The second most infamous of the ‘foreign devils’ was Stein’s arch-rival, Albert von Le Coq, a German who had made his fortune as a brewer and a wine merchant before he began to study archaeology at the age of 40. In 1904, he uncovered the ‘Lost Murals of Bezeklik Thousand Buddha Caves’ mostly buried under shifting sands near Turfan on the northern branch of the Silk Road. When he and his team began digging, they were astonished to find an extensive cave complex filled with manuscripts, statues and exquisite murals dating from the 5th to fourteenth century. These Le Coq removed from the caves, crated and shipped to Europe to the Berlin Ethnological Museum. Tragically, this transfer led to the ultimate destruction of many of them, as they were lost in air raids during World War II.

Adapted from: Hancock, J.F. (2021) Spices, Scents and Silk: Catalysts of Trade. CABI

Illustration: Praṇidhi scene No. 5, Temple No. 9, dated to the 9th century, Bezeklik Thousand Buddha Caves, near Turpan, Xinjiang, China. This and many other paintings were removed by Albert von Le Coq from the Bezeklik caves. They were destroyed in the Allied bombing of Berlin during the Second World War.

Bibliography

Foltz, R. (2010) Religions of the Silk Road. Palgrave Macmillan, London.

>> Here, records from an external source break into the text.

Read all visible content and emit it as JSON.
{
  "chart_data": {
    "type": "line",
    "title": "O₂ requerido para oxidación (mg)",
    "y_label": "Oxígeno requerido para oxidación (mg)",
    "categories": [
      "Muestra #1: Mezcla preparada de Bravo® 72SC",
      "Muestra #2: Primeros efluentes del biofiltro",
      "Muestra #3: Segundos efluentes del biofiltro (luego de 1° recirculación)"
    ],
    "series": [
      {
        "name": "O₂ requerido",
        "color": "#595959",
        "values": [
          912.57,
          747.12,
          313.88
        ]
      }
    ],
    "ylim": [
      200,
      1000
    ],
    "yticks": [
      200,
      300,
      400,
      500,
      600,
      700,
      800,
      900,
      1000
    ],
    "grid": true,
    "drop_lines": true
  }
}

Onishi, M. and Kitamoto, A. (2008) Overview of the Silk Road: time, space and themes. Silk Road in Rare Books. National Institute of Informatics, Japan.

Sen, T. (2006) The travel records of Chinese pilgrims Faxian, Xuanzang, and Yijing. Education about Asia 11, 24–33.

Wang, H. (ed.) (2012) Sir Aurel Stein, Colleagues and Collections. British Museum

Research Publication No. 184. British Museum, London.

Wenjie, D. (1993) Dunhuang art: the treasure of the Silk Road. In: Agnew, N. (ed.) Conservation of Ancient Sites on the Silk Road: Proceedings of the First International Conference on the Conservation of Grotto Sites. Getty Conservation Institute, Los Angeles, California, pp. 1–3.

Whitford, S. (2013) A place of safekeeping? The Vicissitudes of the Bezeklik mural In: Agnew, N. (ed.) Conservation of Ancient Sites on the Silk Road: Proceedings of the Second International Conference on the Conservation of Grotto Sites. Getty Conservation Institute, Los Angeles, California, pp. 95–106.

Wood, F. (2002) The Silk Road. University of California Press, Berkeley, California.